Bandera señaló que entre 2009 y 2013 los técnicos de Minas realizaron «más de 80 inspecciones» en la Vasco, que era «la mina con más inspecciones»; aunque no recordó cuántas habían tenido lugar en 2013, ni si se realizó alguna después de agosto (el accidente se produjo en octubre).

Señaló que si se barajó la calificación de la mina como de categoría 4ª era el actuario de minas el que tenía que haberlo propuesto; aunque no recordó si después de los incidentes registrados en 2009 y 2012 la explotación era sospechosa de desprendimiento instantáneo de grisú.

Más grave

Sí incidió en que la Dirección General de Energía y Minas, dada la gravedad del accidente de 2013, estableció que fueran cuatro los inspectores que realizaran la investigación sobre las posibles causas del accidente.

Declaró después Víctor Manuel González Andrés, ingeniero técnico de Minas encargado de preparaciones en Tabliza (de la supervisión de la contrata húngara que realizaba las galerías). Entró a trabajar en la Vasco en agosto de 2013, dos meses antes del accidente, y antes trabajó en túneles y canteras. Desde hace años trabaja en una mina en Huelva.

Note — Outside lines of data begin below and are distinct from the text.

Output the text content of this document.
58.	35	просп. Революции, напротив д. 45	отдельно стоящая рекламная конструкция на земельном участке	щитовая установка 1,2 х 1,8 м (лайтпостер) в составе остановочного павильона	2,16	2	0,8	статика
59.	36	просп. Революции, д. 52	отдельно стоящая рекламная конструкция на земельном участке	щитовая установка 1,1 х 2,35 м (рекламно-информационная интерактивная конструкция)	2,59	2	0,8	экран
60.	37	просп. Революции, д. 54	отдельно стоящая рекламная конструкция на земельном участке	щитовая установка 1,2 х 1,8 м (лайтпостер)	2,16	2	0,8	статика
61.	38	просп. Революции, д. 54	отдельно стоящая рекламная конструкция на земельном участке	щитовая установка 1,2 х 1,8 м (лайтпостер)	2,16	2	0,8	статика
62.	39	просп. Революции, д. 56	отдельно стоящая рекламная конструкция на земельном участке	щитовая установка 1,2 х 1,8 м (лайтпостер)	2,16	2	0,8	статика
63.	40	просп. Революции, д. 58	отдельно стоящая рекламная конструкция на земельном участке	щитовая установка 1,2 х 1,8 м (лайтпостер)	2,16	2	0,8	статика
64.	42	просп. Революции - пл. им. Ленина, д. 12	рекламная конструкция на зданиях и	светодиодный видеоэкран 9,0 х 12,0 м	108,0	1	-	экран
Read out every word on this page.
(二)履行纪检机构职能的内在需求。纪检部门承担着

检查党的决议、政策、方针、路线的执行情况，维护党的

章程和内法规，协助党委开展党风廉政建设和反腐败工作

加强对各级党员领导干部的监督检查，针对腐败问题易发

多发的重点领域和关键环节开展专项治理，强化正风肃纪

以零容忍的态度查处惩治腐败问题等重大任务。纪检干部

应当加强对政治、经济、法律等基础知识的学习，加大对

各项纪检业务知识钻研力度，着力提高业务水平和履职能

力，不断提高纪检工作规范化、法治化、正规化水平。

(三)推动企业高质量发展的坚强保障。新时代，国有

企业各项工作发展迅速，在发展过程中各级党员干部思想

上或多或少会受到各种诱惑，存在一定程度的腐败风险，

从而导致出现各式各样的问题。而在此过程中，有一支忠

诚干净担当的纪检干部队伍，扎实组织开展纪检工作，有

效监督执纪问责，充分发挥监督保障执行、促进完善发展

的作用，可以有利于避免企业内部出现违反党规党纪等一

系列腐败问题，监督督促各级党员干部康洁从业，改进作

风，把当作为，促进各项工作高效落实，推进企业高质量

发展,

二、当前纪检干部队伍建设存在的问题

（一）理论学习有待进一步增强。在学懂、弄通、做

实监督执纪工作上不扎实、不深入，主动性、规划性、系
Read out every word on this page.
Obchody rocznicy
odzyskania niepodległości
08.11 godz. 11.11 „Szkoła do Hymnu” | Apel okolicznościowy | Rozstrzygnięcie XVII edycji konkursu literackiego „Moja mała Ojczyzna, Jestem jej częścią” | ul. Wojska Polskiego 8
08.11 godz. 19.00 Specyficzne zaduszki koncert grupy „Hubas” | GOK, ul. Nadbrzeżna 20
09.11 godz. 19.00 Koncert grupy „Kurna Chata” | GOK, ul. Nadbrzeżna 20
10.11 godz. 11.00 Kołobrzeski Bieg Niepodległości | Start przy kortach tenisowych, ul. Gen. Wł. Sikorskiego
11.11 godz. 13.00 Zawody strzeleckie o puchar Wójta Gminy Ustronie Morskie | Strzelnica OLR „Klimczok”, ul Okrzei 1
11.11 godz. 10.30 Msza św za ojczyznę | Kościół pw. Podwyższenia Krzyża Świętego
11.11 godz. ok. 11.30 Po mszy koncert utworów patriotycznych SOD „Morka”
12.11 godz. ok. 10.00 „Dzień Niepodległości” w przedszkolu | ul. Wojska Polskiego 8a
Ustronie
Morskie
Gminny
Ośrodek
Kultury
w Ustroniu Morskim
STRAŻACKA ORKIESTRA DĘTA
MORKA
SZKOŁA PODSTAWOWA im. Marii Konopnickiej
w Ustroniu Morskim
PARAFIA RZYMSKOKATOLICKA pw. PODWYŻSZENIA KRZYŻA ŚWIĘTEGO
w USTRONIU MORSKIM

Fue también miembro del comité de seguridad de la Vasco en ese período.

La mina más peligrosa
«El Pozo Emilio era sin duda la mina más peligrosa que había, desde luego en León»

Señaló que por los testimonios y por lo que ha leído y estudiado después lo que se produjo fue un desprendimiento instantáneo de grisú impredecible, aunque «es una opinión personal». Lo que fue cuestionado por las acusaciones, dada la escasa experiencia del ingeniero en minería de carbón, y sobre todo en una de categoría 3.

Respaldó anteriores declaraciones de los responsables de seguridad de la Vasco en el sentido de que nunca se comunicó a ningún órgano o responsable que hubiera temor por las circunstancias en las que se desarrollaba el taller de la planta 7ª Este del macizo 7º, y que en las visitas del comité de seguridad no se vio nada raro. Aunque insistió en que su tarea se limitaba a las galerías, y no visitó el taller donde se produjo el escape de gas hasta después del accidente.